L’évaluation reste sans doute l’aspect le plus délicat. Les facteurs mis en jeu sont multiples. Avoir défini la tâche au préalable est une condition indispensable, mais elle n’est pas suffisante. En effet, l’élève peut avoir répondu aux consignes et avoir validé certaines compétences, sans pour autant avoir d’indications sur certains éléments difficilement appréciables. Faut-il évaluer l’engagement, la richesse des réponses, la prise en compte de l’environnement, ou se concentrer sur la tâche ? À quel stade le faire pour ne pas briser la dynamique et générer des frustrations ? Quelle place prend le groupe à ce moment-là ? Comment valoriser les propositions divergentes ?

Voici quelques pistes de réflexion à ce sujet : dans la phase de tâtonnement, j’évite de prendre des exemples individuels tirés de la classe face au groupe. On peut préparer des exemples fictifs ou anonymes. Pour l’évaluation des aspects personnels, engagement, richesse des propositions, on peut préparer des fiches d’autoévaluation et laisser de la place pour un critère choisi par l’élève, l’évaluation de l’enseignant restant limitée par les consignes de départ. Le travail du groupe peut être bien entendu évalué. On aura soin alors de mettre en évidence la complémentarité des individus.

L’aspect qui me semble le plus important dans la régulation est la verbalisation. Elle peut prendre différentes formes : présentation du projet à un camarade ou à l’ensemble de la classe, argumentation des choix opérés, choix d’un texte pour accompagner une œuvre, présentation des modifications apportées, etc.

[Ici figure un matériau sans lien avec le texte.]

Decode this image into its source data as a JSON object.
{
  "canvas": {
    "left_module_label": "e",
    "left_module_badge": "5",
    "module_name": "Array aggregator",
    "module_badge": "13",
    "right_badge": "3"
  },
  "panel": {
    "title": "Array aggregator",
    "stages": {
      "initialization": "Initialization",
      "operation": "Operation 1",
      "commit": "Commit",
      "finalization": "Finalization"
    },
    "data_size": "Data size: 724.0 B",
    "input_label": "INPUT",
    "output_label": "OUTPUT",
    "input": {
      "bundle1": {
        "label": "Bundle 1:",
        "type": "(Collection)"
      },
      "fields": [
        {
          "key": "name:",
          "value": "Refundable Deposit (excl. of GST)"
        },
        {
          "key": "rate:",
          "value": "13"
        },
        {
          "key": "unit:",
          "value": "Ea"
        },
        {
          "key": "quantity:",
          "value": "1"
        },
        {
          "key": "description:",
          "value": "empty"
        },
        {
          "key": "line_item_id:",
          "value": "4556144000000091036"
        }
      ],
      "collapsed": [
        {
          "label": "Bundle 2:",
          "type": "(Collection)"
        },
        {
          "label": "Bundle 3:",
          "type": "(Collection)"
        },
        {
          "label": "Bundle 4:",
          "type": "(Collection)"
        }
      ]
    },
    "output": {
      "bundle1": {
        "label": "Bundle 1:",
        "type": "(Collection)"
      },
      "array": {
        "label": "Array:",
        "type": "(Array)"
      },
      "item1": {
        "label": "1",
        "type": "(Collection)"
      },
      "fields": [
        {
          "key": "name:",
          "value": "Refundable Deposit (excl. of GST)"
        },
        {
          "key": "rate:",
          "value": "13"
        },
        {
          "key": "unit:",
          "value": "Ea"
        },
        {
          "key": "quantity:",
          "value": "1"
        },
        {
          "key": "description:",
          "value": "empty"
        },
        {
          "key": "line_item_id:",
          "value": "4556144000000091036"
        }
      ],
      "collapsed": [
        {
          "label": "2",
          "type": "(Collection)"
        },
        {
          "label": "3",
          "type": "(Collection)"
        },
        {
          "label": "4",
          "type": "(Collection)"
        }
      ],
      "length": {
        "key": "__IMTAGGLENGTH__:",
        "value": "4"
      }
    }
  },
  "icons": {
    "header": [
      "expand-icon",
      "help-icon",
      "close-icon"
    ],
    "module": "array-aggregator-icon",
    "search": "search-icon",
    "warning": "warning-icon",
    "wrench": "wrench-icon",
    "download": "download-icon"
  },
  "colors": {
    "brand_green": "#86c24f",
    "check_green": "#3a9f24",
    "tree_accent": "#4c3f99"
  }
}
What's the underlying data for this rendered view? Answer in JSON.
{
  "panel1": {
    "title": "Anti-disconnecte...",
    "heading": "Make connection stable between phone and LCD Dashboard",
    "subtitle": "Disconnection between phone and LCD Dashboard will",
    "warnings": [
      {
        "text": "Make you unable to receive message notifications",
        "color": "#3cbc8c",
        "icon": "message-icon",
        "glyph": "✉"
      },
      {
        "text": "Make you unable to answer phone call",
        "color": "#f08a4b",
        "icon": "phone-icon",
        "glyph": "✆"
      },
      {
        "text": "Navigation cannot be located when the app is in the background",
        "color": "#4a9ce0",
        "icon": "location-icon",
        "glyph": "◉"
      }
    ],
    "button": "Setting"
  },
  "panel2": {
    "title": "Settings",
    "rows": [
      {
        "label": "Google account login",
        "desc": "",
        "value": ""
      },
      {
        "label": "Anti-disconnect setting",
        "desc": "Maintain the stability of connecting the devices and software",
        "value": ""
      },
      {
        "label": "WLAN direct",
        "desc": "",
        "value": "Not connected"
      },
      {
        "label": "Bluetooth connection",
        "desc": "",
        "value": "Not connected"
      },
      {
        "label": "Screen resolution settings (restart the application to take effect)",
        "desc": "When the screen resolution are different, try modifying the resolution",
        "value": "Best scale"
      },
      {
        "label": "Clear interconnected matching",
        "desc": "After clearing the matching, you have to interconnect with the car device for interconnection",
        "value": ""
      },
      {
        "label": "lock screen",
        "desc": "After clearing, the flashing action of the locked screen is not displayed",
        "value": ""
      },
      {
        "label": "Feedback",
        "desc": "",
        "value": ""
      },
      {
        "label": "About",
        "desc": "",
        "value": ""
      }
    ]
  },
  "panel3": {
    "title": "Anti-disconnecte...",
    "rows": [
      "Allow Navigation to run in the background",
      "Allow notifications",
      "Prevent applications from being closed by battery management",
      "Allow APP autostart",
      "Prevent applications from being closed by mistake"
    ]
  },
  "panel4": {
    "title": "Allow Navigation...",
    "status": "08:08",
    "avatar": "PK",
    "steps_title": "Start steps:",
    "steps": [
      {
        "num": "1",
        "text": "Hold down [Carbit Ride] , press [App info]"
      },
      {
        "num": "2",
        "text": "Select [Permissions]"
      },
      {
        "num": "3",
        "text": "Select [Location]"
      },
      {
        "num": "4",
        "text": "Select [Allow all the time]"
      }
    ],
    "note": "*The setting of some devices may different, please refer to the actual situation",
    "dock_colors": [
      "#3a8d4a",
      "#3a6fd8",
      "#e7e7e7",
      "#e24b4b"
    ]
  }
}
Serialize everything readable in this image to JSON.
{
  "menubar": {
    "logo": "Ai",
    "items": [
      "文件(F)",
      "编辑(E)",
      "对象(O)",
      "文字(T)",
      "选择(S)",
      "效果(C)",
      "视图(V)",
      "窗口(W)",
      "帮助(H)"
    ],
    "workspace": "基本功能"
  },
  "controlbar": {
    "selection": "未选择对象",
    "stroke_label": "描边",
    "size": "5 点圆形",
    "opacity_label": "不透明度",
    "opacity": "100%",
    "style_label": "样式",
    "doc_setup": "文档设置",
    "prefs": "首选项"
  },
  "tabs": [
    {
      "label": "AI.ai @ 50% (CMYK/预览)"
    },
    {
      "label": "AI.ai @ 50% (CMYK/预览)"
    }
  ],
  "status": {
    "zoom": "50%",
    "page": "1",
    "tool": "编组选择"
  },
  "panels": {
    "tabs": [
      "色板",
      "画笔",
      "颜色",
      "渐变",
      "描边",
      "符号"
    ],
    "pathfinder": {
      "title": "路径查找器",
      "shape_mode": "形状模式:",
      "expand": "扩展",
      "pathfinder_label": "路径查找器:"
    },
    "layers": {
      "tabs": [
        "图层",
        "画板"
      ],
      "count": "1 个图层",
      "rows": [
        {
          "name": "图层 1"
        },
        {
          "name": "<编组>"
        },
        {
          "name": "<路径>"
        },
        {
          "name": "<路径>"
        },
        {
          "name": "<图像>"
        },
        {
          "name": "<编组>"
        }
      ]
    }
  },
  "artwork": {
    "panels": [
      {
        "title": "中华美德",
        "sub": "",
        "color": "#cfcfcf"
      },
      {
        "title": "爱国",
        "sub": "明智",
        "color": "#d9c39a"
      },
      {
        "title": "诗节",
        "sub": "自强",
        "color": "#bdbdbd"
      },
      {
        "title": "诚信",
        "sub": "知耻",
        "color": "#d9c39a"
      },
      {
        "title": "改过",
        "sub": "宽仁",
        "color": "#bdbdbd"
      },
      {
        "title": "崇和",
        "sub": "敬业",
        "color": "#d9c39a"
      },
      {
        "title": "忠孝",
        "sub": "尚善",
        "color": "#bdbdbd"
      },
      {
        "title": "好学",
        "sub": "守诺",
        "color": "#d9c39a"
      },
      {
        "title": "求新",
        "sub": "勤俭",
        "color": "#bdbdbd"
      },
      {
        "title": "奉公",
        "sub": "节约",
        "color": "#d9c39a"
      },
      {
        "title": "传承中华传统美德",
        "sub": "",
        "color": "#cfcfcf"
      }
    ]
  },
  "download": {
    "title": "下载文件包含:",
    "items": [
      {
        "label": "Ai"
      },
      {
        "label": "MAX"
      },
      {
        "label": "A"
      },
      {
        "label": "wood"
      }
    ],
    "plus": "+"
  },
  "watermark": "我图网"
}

La publication des travaux est fondamentale. Valoriser le travail individuel et collectif tout en visualisant le processus permet de donner de la forme, du sens à l’ensemble du chemin, et nous renvoie, par la constitution de traces, d’empreintes, voire d’une culture de la classe, à ce qui était évoqué au début, c’est-à-dire à une ritualisation, une institutionnalisation. Les élèves prennent conscience que l’on s’intéresse à leur activité de réflexion, de création.

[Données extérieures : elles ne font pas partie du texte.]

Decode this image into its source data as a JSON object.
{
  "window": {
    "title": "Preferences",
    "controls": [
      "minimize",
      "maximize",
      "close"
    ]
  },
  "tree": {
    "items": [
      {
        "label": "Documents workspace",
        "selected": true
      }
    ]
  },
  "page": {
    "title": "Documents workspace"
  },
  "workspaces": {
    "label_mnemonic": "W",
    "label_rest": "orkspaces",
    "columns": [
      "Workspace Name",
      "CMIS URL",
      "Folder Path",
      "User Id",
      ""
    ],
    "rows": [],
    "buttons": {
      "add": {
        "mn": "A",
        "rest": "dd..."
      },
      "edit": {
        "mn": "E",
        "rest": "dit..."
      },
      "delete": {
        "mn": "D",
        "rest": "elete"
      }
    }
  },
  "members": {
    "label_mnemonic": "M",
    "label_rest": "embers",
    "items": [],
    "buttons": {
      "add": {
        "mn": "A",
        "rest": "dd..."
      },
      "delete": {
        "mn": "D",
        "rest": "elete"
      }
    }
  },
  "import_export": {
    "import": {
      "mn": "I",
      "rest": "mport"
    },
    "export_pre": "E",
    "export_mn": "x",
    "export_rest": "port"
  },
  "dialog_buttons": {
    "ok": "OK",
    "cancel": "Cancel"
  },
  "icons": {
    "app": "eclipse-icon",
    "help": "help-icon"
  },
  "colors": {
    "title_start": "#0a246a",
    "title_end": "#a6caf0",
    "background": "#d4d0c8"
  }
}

Tout ce processus demande à l’enseignant un équilibre entre une organisation importante, et une adaptation en fonction des situations. Les résultats ne sont pas nécessairement spectaculaires, mais ils sont significatifs. Cela permet aux jeunes de reconquérir des espaces en jachère. La verbalisation, associée à la situation ouverte, peut amener la rencontre de deux connaissances ou deux systèmes de pensée jusque-là isolés.

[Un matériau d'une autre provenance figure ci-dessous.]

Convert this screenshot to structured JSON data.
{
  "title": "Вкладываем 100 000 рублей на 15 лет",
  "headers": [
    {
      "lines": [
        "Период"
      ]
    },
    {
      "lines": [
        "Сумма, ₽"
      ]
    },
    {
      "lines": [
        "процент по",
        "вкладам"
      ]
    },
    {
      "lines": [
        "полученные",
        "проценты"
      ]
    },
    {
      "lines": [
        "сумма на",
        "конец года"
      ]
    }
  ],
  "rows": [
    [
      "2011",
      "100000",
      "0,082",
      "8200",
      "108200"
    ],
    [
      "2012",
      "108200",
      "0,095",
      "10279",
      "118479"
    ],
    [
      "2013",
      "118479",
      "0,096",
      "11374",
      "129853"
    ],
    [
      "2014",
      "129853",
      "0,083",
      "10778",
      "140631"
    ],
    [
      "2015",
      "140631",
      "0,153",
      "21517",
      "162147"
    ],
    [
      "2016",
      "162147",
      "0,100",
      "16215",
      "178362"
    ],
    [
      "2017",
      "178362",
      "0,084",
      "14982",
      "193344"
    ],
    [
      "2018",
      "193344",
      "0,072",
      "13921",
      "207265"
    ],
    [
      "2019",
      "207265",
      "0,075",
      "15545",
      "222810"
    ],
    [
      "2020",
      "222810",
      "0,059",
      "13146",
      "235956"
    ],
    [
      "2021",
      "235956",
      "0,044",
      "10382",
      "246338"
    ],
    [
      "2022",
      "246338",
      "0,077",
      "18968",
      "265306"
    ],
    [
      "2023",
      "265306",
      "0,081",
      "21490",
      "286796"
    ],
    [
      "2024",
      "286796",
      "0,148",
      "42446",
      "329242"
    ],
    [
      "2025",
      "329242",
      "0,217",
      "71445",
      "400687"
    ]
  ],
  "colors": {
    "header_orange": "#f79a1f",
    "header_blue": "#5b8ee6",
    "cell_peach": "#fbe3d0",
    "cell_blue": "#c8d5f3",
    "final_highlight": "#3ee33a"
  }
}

« L’imagination est mobilisatrice de comportements organisés en relation avec ce qui s’y représente. Elle est une construction active pour laquelle le sujet mobilise à la fois ses perceptions présentes, sa connaissance du monde et ses possibilités de mémoire. »[[Serge Tisseron, Rêver, fantasmer, virtualiser, éditions Dunod, 2012.]]

Versatile, saturé, volatile, immédiat, fragmenté, disséminé, l’univers dans lequel sont immergés les jeunes aujourd’hui semble défavorable à une réflexion complexe, mais on pourrait répondre terme à terme qu’il est transformable, riche, réactif, et qu’il favorise la construction de réseaux. Proposer des situations qui permettent aux élèves de créer des liens de sens entre des éléments épars me semble un aspect important de notre métier. Les activités de création permettent aux élèves de se construire un chemin personnel, dans une dynamique qui valorise également l’enseignant. Car cette prise de risque le place dans une mise en éveil, une écoute différente.


Les signatures sonores

Les élèves, dès la 6e, à la suite de jeux vocaux, sont invités à créer une signature sonore à partir des sons de leur prénom. Ces motifs sont tous enregistrés, et pourront évoluer au cours des années au collège. Ils seront la base de transformations et montages sonores, mais aussi l’occasion de rapprochement avec des œuvres du répertoire travaillé en classe.

Les paysages sonores

Suite au montage réalisé autour des prénoms, en 5e ou 4e, les élèves construisent, à partir d’un réservoir de sons choisis, un moment musical, en utilisant un logiciel de montage multipiste. Les consignes de travail dépendent des compétences abordées dans la séquence. Elles peuvent être centrées sur la forme, le contraste, les plans sonores, etc.